La mise en scène est posée : une caméra qui suit les personnages, leur tourne autour mais avec pertinence, qui se rapproche afin de mieux comprendre les tentatives de séduction de l'un ou l'autre. C'est très pertinent et sans effet maniériste vilain. Le plus simple est le mieux. La photographie est plaisante, avec de jolis contrastes, des décors bien trouvés et bien filmés (cette baraque qui en plus apporte une dimension expressionniste au film). Le montage est bien géré puisque l'auteur n'hésite pas à laisser tourner un plan sans jamais le couper, il laisse ainsi faire ses acteurs. Acteurs qui sont tous excellents d'ailleurs. J'ai une préférence pour Eli Wallach : beaucoup de gens l'ont découvert grâce aux films de Leone, c'est-à-dire dans un personnage crasseux et lâche ; ce rôle-ci, c'est l'exact opposé, un sicilien raffiné, qui sait ce qu'il veut, qui est rancunier comme pas possible mais aussi séducteur, charmant, manipulateur. Il a une telle présence à l'écran, c'est juste incroyable. En face de lui, la jeune Carroll Baker ne se laisse pas faire ; certes elle joue mal la pleureuse, et quand elle donne la réplique à Karl Malden, elle a tendance à surjouer un peu (comme lui surjoue aussi), mais quand elle se retrouve face à Eli, son jeu change, s'adapte, et elle délivre une performance plus dramatique, plus juste, plus touchante. On peut ainsi voir avec ce film qu'il se dégage une certaine énergie en fonction des acteurs qui se font face. Du coup les confrontations entre Eli et Karl sont assez épiques, car on sent que tout les oppose, ça renforce cette rivalité entre les deux personnages, car aucun ne cède, chacun veut garder sa propre énergie.

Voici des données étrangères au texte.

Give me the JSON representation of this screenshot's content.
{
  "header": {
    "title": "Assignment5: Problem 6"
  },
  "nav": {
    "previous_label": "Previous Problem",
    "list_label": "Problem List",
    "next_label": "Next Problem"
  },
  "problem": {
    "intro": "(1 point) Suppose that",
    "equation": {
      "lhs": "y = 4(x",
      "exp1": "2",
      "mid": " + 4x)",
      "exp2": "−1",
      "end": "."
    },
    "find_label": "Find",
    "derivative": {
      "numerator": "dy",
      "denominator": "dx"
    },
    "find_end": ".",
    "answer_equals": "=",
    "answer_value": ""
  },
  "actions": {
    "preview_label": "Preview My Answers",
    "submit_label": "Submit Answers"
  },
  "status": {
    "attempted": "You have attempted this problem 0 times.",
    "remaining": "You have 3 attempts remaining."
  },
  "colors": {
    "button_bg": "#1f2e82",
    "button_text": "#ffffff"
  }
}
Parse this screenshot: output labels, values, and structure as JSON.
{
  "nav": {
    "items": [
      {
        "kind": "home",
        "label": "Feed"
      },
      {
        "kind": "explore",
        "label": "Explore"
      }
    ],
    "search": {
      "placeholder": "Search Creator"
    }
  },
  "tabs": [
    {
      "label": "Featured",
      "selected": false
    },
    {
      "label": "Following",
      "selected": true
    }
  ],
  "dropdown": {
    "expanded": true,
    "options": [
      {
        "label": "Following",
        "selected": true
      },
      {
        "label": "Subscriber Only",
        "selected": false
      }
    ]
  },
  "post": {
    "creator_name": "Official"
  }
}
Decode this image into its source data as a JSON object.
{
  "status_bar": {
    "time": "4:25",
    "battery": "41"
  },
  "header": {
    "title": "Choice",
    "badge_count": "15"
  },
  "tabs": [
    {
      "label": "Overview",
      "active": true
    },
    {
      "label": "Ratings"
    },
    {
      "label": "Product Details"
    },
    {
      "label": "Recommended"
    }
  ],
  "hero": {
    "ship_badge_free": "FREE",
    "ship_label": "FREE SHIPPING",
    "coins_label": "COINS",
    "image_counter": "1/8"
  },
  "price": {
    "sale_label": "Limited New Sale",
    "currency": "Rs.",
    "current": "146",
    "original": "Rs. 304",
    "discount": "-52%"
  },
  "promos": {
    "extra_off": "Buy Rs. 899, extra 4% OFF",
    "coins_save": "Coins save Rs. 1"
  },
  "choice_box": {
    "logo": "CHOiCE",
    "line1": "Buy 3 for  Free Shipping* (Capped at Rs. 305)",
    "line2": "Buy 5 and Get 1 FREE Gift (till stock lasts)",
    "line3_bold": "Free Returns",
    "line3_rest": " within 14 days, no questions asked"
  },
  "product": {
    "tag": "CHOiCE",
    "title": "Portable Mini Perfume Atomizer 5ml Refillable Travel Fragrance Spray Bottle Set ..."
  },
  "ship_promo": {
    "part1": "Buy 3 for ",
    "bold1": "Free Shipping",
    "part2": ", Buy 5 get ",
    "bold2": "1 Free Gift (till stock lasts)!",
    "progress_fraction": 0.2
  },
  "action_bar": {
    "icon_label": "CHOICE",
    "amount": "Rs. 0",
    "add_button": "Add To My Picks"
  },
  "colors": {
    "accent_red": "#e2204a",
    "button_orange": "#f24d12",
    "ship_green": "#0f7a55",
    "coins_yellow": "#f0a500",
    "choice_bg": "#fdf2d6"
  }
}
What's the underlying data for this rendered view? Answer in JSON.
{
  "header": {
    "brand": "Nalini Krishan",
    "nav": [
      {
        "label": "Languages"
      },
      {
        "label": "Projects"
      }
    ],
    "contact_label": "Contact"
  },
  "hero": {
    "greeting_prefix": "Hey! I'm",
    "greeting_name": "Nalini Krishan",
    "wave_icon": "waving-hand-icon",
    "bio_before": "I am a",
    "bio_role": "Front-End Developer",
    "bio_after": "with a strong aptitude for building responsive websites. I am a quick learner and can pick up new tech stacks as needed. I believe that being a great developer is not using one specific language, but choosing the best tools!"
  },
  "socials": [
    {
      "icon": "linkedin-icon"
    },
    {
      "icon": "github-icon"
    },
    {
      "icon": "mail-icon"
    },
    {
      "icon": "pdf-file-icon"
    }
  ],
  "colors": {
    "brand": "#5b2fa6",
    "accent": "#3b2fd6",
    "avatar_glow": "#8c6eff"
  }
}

Bref, que voilà un grand film !
PS : Eli Wallach a déclaré qu'à l'époque du tournage c'était un film très osé mais qu'aujourd'hui (je ne sais de quand date l'interview mais j'ose supposer après l'an 2000), les gens se demandent pourquoi le film a fait couler tant d'encre.
Je ne suis pas d'accord, je trouve ce film toujours osé, après tout, il s'agit d'une enfant dans un corps de femme, et puis surtout, quelle audace que de film l'érotisme de cette manière, avec de la manipulation au travers des dialogues et une telle sobriété visuellement, on ne voit en effet rien de sexuel, tout au plus quelques tétons pointant au travers de la chemise de nuit de Carroll. Et puis les personnages n'ont pas recours à la violence, alors que Sylva semble bien 'vénère' en début de film, un tel traitement semble impossible aujourd'hui, on nous mettrait Liam Neeson dans le rôle du sicilien et il défoncerait tout et partirait avec la jeune enfant soit pour l'adopter soit pour l'épouser.